Still we had a great time with this game. The details of the two games run together, but I remember Lee and Longstreet both dying in meaningless skirmishes (Lee because I didn’t want to pay the political cost of putting him in charge of an army, where he’d be a bit more safe). I remember one of Chris’ lesser Union generals — Pope or Price, can’t remember which — becoming a master of amphibious warfare, striking everywhere at once and panicking the entire South, before leading that army into doom in trackless Texas. I remember Stonewall Jackson force-marching across three states to attack the U.S. Congress … in Springfield, Illinois. Yeah, we had some fun.
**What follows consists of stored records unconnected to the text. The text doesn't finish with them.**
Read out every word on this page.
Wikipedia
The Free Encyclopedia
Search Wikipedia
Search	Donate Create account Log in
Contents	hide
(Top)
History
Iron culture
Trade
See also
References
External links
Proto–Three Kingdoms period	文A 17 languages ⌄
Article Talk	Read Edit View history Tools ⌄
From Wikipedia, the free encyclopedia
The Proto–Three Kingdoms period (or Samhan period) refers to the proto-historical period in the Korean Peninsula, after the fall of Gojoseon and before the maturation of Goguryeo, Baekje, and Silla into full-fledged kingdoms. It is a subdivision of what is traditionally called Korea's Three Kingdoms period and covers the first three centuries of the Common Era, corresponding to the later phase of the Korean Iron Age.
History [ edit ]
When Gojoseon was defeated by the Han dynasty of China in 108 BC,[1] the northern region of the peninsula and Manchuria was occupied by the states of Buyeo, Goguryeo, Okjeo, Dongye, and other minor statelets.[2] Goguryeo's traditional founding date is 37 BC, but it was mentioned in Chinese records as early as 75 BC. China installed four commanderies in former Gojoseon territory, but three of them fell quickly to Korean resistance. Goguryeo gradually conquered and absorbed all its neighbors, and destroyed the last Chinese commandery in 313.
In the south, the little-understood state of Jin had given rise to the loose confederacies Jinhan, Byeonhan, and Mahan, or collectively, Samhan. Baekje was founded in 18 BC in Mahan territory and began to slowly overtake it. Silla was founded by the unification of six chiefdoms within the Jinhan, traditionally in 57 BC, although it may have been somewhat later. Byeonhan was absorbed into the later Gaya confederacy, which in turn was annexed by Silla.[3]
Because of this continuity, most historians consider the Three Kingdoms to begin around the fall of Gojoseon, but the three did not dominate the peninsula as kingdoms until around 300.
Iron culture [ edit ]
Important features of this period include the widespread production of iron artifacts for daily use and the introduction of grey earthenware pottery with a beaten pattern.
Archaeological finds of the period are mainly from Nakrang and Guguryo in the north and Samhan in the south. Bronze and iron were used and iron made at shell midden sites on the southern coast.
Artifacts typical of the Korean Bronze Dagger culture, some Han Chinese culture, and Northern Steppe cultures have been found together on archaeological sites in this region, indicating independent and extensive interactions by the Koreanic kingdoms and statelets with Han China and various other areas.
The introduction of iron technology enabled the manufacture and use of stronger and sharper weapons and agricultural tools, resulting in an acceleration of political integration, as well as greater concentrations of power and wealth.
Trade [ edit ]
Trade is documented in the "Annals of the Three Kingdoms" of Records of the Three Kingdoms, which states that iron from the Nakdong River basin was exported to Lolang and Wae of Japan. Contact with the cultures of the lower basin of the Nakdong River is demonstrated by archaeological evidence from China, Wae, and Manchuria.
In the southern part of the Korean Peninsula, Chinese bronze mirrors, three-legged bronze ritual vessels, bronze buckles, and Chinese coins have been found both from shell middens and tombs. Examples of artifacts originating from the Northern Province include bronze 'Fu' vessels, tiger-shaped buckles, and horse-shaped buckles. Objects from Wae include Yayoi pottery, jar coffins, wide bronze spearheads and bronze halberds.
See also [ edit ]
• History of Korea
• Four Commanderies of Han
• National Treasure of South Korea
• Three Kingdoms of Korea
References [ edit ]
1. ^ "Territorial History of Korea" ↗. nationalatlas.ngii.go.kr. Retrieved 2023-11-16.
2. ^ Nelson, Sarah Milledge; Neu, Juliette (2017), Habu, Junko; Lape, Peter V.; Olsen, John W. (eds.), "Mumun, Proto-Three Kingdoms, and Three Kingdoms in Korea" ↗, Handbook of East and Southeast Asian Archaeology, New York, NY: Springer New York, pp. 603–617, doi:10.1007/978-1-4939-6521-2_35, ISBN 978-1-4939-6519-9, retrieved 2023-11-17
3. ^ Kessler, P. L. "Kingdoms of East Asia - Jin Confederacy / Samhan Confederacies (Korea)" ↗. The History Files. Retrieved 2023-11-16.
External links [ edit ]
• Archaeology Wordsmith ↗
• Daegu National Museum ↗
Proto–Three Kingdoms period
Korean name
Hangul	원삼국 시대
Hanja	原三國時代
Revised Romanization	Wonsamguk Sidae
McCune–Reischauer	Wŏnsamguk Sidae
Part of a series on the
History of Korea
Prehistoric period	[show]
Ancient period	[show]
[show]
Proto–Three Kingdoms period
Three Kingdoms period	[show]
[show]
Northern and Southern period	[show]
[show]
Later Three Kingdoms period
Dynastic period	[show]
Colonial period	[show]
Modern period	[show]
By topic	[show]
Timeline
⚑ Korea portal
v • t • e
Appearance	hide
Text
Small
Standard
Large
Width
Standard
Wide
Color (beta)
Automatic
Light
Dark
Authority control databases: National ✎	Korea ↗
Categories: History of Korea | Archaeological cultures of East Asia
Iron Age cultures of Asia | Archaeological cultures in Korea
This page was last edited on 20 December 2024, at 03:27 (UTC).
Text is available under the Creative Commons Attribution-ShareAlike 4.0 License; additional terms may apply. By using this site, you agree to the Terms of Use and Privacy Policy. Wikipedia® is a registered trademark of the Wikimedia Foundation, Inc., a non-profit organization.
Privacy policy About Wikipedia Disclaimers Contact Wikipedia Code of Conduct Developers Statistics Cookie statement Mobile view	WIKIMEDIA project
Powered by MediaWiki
But Winter Quarters wasn’t just about Chris D. and I playing wargames in the garage! Day turned to night while we were struggling with the War Between the States and the crowd began to drift in — Tiege, Chuck, Keefer (aka H.R.H. What If?), Ron, Dave, Mike. Games of Dominant Species and Macao broke out, the sight of which gave me a severe case of cube-aversion, so I conducted a retreat under cover of helping Rita bring in the groceries.
Those games ground to conclusion in a couple hours. I think the birds beat the spiders at one table, while cubes got shoved around in bewildering fashion at the other. Somehow Can’t Stop got to the table, with Chris D. involved (despite his “no fillers!” fatwa); even more amazing, I won the damn game, which might be a first.
Guerilla is notable for having even more incomprehensible rules than For The People — all of the Greenwood with little of the underlying Mark Herman elegance, for you Avalon Hill fans scoring at home. Having played the game once before, Chris was tasked with teaching it to us cold, and he pulled it off, relying on a vernacular translation of the actual rules, referring to the real manual only when absolutely necessary. The game lurched along, in fits and starts, until 2:00 AM, a harbinger of things to come. I think Chris’ mercenaries won this first game (yes, there would be another, but that’s a story for my Saturday report). Tiege soldiered on in good humor but clearly didn’t care for the game; Mike played his usual crisp game and I think finished second; Keefer was happy to be anyplace other than work; while I had a good enough time but most of it came from making funny voices and creating false narratives around Major Dominquez, who went from corrupt, fat pig to revolutionary hero in the glare of an exploding television station.